Plutôt que d’instituer des temps de prière pour les vocations, le SDV a donc proposé une sorte d’officialisation de ces temps et lieux de prière. La feuille de liaison Dieu appelle en Lot-et-Garonne, dès son premier numéro en janvier 1999, propose une rubrique destinée à informer des différents temps de prière pour les vocations dans l’ensemble du Diocèse. Dans ce numéro 1, elle se contentait de demander à tous ceux, prêtres ou laïcs, qui organisent des temps de prière publics pour les vocations, de tenir régulièrement au courant la rédaction de Dieu appelle des lieux, dates et heures prévus. Le n° 2 annonçait quatre temps et lieux de prière différents ; le n° 5, six temps ; le n° 7, huit ; le n° 8, dix ; le n° 12, treize... Ces annonces concernent des groupes qui existaient déjà depuis des années, parfois 20 ou 30 ans. D’autres se sont créés, stimulés par l’exemple, simplement parce que cela a été publié. Bien des gens disent qu’ils prient pour les vocations d’un autre bout du diocèse, en union avec tel ou tel groupe dont la prière est publiée dans notre bulletin de liaison. L’annonce des temps et lieux de prière fait donc passer des groupes informels à une dimension plus ecclésiale, dont découle notamment un élan pédagogique et stimulant pour d’autres chrétiens.

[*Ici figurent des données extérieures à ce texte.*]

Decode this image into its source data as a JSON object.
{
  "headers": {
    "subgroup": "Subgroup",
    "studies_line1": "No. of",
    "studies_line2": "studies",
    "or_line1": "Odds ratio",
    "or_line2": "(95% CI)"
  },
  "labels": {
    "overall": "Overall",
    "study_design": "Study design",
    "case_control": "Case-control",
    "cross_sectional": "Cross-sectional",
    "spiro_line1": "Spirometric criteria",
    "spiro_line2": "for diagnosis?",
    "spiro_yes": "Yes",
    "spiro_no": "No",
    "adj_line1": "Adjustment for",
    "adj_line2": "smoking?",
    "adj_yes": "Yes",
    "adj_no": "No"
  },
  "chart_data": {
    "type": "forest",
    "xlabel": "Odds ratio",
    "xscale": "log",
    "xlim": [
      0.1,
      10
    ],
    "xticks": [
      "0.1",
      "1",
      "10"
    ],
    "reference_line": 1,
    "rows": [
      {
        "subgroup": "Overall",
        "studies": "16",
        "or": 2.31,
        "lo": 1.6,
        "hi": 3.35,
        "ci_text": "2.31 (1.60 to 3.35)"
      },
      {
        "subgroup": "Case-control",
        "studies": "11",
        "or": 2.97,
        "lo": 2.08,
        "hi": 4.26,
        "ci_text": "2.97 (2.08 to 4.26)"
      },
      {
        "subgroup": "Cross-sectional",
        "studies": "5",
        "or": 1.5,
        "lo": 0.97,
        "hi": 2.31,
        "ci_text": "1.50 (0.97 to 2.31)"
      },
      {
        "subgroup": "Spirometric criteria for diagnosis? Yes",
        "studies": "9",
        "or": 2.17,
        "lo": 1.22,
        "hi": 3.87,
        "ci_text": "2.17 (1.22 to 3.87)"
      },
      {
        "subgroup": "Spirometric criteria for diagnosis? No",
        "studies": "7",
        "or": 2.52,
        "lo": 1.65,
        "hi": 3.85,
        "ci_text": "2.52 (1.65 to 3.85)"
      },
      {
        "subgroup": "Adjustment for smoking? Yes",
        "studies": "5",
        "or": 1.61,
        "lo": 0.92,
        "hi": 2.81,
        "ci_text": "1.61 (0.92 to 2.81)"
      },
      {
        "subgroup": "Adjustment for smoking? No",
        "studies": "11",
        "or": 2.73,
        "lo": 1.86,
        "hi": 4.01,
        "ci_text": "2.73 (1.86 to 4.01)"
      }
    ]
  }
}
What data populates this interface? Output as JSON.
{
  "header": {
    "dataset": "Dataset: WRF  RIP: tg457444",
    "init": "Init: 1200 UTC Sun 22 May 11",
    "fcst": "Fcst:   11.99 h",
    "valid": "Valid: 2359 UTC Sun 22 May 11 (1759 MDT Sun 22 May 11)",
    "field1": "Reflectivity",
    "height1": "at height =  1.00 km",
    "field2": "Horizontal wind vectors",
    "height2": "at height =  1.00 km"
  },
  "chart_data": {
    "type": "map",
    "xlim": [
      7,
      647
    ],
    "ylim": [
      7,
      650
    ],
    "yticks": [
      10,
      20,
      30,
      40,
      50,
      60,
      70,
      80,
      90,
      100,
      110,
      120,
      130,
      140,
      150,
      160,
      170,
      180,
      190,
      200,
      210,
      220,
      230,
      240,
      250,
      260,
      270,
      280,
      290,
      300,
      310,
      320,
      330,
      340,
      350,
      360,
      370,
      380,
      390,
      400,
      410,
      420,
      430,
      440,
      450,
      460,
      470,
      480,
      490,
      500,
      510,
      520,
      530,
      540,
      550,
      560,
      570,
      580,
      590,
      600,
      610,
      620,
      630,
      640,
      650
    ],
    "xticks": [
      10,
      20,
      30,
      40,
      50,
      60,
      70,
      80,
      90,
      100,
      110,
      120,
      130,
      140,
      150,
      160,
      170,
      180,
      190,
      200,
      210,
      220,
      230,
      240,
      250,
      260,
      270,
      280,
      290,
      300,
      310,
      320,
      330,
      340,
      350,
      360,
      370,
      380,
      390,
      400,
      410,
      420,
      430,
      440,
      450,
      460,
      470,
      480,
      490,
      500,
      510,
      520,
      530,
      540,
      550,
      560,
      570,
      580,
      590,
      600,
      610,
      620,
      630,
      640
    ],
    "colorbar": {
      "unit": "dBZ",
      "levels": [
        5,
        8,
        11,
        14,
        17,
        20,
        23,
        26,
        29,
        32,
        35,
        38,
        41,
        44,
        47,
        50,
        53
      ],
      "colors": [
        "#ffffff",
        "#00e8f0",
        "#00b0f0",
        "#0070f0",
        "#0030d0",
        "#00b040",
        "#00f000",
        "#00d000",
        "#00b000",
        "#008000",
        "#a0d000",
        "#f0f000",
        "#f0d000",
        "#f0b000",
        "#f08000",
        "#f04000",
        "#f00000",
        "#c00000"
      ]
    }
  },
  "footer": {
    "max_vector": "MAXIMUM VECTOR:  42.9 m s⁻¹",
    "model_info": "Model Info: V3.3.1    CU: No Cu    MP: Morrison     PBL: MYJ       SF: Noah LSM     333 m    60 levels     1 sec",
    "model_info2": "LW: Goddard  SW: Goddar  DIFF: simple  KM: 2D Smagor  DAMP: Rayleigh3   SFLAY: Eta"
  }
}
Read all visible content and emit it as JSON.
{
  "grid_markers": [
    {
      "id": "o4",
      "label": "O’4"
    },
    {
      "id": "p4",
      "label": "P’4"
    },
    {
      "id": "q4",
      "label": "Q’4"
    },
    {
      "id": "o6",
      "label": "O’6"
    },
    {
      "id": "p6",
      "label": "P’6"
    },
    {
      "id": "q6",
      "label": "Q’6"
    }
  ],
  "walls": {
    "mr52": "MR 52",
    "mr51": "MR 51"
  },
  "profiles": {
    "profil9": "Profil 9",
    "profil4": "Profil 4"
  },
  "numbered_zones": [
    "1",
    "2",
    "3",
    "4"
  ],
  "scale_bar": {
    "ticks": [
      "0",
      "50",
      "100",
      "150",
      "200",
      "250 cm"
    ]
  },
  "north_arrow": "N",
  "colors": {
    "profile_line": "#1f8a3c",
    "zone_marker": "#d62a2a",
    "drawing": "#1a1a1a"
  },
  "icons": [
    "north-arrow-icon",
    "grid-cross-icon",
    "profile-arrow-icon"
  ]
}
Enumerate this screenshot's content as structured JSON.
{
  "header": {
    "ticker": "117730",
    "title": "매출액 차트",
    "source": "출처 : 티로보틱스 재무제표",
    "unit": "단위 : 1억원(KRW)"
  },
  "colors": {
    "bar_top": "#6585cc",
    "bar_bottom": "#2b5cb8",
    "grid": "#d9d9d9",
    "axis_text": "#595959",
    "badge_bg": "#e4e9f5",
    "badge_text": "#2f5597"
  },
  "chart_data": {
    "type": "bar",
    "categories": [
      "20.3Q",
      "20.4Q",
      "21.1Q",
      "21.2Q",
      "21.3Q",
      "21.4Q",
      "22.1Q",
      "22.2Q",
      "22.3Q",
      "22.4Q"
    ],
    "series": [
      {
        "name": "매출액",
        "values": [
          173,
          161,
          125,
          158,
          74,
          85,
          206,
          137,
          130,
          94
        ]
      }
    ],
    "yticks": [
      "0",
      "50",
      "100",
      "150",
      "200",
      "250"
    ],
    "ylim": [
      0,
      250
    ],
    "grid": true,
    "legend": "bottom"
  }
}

Comment prier pour les vocations ?

Néanmoins, une question demeure, face à tous ces groupes qui prient pour les vocations : celle du contenu, de la forme concrète que prend cette prière. L’enquête que nous avons lancée visait surtout à approfondir cette dimension de la prière pour les vocations.

Plusieurs des réponses mentionnent l’action de grâces pour le don que Dieu fait des différentes vocations à l’Eglise. Mais cette action de grâce s’exprime singulièrement par le fait que les groupes qui prient pour les vocations le font souvent autour de l’Eucharistie, comme je l’ai déjà souligné. Les prêtres sont peu nombreux, mais il y a des prêtres. Demander pour l’Eglise les diverses vocations dont elle a besoin, c’est prendre conscience que l’on en a déjà reçu beaucoup. Le simple fait d’évoquer les multiples états de vie qui existent rappelle tout ce que, déjà, nous avons reçu et qui nous fait désirer davantage. Mais ce n’est pas perdre son temps que de louer Dieu pour sa sollicitude.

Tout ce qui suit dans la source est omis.